An advocacy group focused on the prevention of sexual and domestic violence is mobilizing a coalition of community organizations to stop sexual assaults on people with developmental disabilities.
The Nevada Coalition to End Domestic and Sexual Violence (NCEDSV) held two virtual meetings last week to educate the public and create an advisory committee it says will focus on “prevention, support of survivors, improving access to services, and identifying and enhancing available resources.” Thirty participants from 15 advocacy organizations participated in the video conferences, sharing information on the different niches they occupy.
Judy Henderson, a training coordinator for NCEDSV, said the primary focus of the committee will be preventing sexual abuse of young people with developmental disabilities through education and increased community resources.
“The focus of the statewide advisory committee on preventing sexual abuse of young people with developmental disabilities is to identify the needs of self-advocates, parents, and service providers working on empowering youth with developmental disabilities with education and resources,” Henderson said in an interview with The Nevada Independent.
Children with disabilities are 2.9 times more likely to be victims of sexual abuse and violence, according to the World Health Organization.

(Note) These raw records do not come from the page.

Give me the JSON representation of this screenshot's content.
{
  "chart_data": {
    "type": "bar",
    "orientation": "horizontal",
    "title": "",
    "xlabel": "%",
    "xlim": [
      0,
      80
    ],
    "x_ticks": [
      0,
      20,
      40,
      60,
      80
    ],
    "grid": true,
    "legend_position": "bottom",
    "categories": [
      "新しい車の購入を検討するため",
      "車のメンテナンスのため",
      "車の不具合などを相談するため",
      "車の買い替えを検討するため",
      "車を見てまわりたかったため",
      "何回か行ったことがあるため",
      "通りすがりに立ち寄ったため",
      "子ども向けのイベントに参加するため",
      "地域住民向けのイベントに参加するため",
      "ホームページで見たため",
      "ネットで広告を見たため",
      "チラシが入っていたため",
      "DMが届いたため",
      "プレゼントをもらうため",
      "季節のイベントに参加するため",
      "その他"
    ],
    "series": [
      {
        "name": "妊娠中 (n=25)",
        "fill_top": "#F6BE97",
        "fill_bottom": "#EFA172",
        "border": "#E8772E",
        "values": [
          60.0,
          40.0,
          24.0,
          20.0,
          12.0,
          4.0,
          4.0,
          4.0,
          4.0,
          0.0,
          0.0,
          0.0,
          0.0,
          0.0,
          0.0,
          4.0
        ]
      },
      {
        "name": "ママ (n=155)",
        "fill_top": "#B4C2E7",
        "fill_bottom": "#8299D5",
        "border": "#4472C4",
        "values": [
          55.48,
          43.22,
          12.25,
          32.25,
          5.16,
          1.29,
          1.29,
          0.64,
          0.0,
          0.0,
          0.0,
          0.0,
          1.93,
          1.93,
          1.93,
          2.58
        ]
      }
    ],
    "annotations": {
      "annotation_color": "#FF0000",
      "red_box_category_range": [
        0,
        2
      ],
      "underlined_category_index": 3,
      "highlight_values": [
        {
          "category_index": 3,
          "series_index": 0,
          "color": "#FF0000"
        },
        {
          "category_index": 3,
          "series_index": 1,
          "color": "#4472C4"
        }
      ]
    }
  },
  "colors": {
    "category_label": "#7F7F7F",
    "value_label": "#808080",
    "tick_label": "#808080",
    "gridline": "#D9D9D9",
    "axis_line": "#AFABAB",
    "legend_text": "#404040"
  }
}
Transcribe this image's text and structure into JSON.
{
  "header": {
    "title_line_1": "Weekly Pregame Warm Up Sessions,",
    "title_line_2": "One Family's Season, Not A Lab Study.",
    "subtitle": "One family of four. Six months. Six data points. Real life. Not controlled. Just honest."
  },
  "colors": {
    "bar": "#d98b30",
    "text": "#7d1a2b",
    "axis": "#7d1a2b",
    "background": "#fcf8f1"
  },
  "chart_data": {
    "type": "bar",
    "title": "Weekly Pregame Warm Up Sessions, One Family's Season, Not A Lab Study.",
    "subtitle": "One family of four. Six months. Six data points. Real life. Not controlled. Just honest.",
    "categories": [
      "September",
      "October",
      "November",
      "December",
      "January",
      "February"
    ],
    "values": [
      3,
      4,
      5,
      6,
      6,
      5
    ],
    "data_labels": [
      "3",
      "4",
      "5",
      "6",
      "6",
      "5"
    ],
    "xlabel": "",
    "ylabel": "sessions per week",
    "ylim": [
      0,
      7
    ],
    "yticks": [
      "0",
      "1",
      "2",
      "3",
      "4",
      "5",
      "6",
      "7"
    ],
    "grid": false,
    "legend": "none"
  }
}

Other research has shown that 69 percent of people with a severe intellectual disability have been sexually abused at some point.
In 2017 there were 47,368 incidents of sexual assault or domestic violence in Nevada, of which 336 victims were mentally or physically disabled, according to NCEDSV data.
People with disabilities who reside in assisted living facilities are especially vulnerable to sexual exploitation because they are typically assaulted by the very people they rely on for assistance, according to an NPR report that cited recent Justice Department data.
Desert Regional Medical Center — a 48-bed facility for the developmentally disabled governed by the State of Nevada — did not respond to a question about the policies it has in place for the protection of patients. Recently, the state reached a $600,000 settlement after a patient with disabilities at the center died from injuries sustained in a fight.
Anna Treacy, a sexual health educator at UNR, said that one of the best ways to prevent assaults is to educate the potential victims themselves.
“Many adolescents with disabilities lack the knowledge necessary to develop a sexual identity, and many don’t even know they’re being abused,” Treacy said.
Treacy added that there are limited resources for the sexual education of people with disabilities. The dearth of funding stems in part from the 14 classifications of intellectual disabilities in the Individuals with Disabilities Education Act — a federal law first enacted under the Americans with Disabilities Act in 1990 and reauthorized in 2004 — because each one requires different specialized resources for teaching.
The lack of educational resources means people with disabilities and their families aren’t having informed conversations about mental and sexual health. People with disabilities who have had their sexual identities repressed can become “ideal victims for perpetrators,” Treacy said, because “lack of knowledge leads to the inability to distinguish what is and is not acceptable.” Ignorance about sexual norms can also cause people with disabilities to become unwitting offenders themselves, she added.
Henderson said there is sometimes also a general misunderstanding about sexuality.
“People with disabilities are sexual beings… They are not asexual. They have desires, and it’s important to acknowledge that,” she said during one of the virtual meetings.
In 2016, the Governor’s Council on Developmental Disabilities gave Planned Parenthood Mar Monte $5,000 for their “Sexual Health Education for People with Intellectual and Developmental Disabilities” project. However, that funding has not been renewed since.
NCEDSV was founded in Nevada in 1980 and focuses on advocating for the prevention and elimination of domestic and sexual violence.